My friend and colleague Irv Lipp alerted me to this issue of GM (Genetically Modified) maize (corn) in Europe. Here are the basic facts as I can distill them:
1. A French anti-GMO activist, Seralini, who so happens to have an anti-GMO book coming out this week, announced to the media that he was going to release the results of a scientific study that showed definitively that modified corn and herbicides made rats sicker than rats that ate regular corn.
2. He gave the study to major media outlets in France with the provision that they could not consult other experts before release.
3. The news headlines, as NPR reports, showed up stating: BREAKING NEWS: New Study Links Genetically Engineered Food to Tumors”
4. The story has been widely published.
5. Anti-GMO activists around the world have jumped on the study to push bans on GMO food with apparently some success in France and Russia.
But, as Mr. Harvey would say, here is the rest of the story. The “scientific study” is proving to be anything but scientific. I’m not qualified to go into details about why it is being roundly rejected by groups such as European Food Safety Authority (EFSA), but it seems quite obvious that Mr. Seralini and group have cynically manipulated the media into promoting his anti-GMO agenda.
Now, of course, groups that are promoting such foods are on their back feet desperately trying to counter the information (or false information) being so widely distributed.
The real story here is media manipulation. The eagerness of the media to publish a story that certainly will generate a great deal of public interest on a controversial topic plays into the hands of unscrupulous activists. The clever device of getting major media to agree to not investigate the story while it was embargoed should have led them to smell a rat. I suspect many did, but the headline was too juicy to pass up and the do not see their job as in a story like this as validating the claims, only publishing the claims. The blog “food and drink europe” did an excellent job of analyzing the media manipulation behind this story.
Once again I have to hand it to NPR for an excellent treatment of the story. Their take on it seems to me fair, balanced and accurate. They identify the agenda of the study’s author (at least part of it since they didn’t mention his book coming out), but also point make clear the criticism. They even report that the study may show an opposite effect claimed by Mr. Seralini:
Also, if this experiment truly showed a link between genetically engineered food and tumors, one might expect the rats that ate more of the GM corn to develop more tumors. In fact, the opposite happened. The rats eating a diet of 33 percent GMO corn stayed healthier than animals eating food with a GMO concentration of just 11 percent.
And, particularly unusual for a story of this nature, NPR gives some relevant related information:
“…there’s a deeper reason why scientists like Kuiper give little credence to Seralini’s studies. There’s a saying in science: Extraordinary claims require extraordinary evidence. For most of the scientists who have been studying the safety of GMOs, it’s an extraordinary claim, at this point, to assert that the current generation of genetically modified crops are harmful to human health.

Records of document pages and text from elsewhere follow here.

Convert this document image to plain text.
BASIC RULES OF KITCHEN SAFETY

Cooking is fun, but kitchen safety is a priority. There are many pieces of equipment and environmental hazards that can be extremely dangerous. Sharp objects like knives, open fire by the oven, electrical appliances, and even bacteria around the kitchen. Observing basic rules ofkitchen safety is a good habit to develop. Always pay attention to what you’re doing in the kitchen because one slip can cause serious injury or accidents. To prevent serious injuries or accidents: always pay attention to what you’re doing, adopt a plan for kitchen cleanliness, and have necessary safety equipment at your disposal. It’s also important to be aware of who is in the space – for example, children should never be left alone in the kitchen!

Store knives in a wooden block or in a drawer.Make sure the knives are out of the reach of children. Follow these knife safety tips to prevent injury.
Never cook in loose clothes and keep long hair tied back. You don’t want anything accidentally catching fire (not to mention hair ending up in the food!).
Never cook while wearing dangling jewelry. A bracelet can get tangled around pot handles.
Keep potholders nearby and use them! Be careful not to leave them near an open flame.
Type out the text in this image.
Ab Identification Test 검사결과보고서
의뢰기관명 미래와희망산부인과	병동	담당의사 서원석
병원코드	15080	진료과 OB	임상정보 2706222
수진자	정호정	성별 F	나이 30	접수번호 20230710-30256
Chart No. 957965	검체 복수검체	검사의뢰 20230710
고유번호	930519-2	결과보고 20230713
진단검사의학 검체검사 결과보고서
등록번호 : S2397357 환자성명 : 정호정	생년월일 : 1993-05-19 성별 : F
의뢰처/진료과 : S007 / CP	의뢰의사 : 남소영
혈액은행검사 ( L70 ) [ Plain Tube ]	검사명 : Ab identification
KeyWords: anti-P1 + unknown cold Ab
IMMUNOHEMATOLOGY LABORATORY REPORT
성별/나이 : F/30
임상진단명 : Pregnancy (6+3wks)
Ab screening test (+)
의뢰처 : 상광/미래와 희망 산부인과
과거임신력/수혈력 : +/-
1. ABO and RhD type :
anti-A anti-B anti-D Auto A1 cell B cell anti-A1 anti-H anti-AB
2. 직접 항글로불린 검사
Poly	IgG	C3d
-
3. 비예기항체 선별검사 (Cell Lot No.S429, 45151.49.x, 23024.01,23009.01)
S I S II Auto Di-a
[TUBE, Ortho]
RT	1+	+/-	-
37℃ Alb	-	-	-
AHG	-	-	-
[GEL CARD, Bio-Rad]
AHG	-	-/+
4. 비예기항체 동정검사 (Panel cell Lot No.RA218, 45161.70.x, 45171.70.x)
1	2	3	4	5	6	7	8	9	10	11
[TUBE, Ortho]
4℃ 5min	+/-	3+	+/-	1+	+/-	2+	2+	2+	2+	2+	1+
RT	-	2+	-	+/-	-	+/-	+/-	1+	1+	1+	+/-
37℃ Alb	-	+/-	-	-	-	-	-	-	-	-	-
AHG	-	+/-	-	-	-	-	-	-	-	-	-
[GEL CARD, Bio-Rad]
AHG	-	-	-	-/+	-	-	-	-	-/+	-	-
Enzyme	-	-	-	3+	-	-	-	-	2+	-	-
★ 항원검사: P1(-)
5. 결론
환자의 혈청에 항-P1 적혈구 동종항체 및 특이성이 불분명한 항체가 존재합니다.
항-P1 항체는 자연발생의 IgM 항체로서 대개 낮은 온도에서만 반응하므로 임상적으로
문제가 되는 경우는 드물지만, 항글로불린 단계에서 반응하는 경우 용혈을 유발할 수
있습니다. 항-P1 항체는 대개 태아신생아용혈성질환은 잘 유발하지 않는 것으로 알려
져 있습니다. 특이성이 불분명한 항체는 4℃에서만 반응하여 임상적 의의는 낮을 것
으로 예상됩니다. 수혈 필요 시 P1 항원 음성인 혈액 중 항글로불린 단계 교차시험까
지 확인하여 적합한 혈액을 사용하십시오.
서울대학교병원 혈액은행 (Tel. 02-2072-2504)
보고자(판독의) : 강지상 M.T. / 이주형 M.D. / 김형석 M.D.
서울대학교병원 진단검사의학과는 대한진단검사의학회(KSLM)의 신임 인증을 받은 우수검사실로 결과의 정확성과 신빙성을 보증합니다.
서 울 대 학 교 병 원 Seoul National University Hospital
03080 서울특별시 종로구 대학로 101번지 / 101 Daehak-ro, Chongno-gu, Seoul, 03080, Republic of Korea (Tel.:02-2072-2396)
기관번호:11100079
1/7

There’s no apparent reason why that should be true; No one has found new toxic substances in these crops. And the giant feeding experiment that’s been going on for the past fifteen years — hundreds of millions of Americans consuming GMO ingredients — hasn’t produced evidence of harm, either.
It would take a lot more evidence that the results of this study to change their minds.”
The sad facts of this story are:
1) The predisposition of the reader will determine their acceptance of the “science.” Mine predisposition is likely obvious to you.
2) Media scare stories like this have two sad effects: they further destroy trust in the media as a conveyor of truth, and they cause irrational fear that drives irrational public policy.
For crisis communication professionals, particularly those engaged in controversial operations such as making food, the lessons should be clear. This is what the media does, this is how it operates, this is what you have to deal with. Don’t be fooled. However, when NPR calls to do an interview, take the call.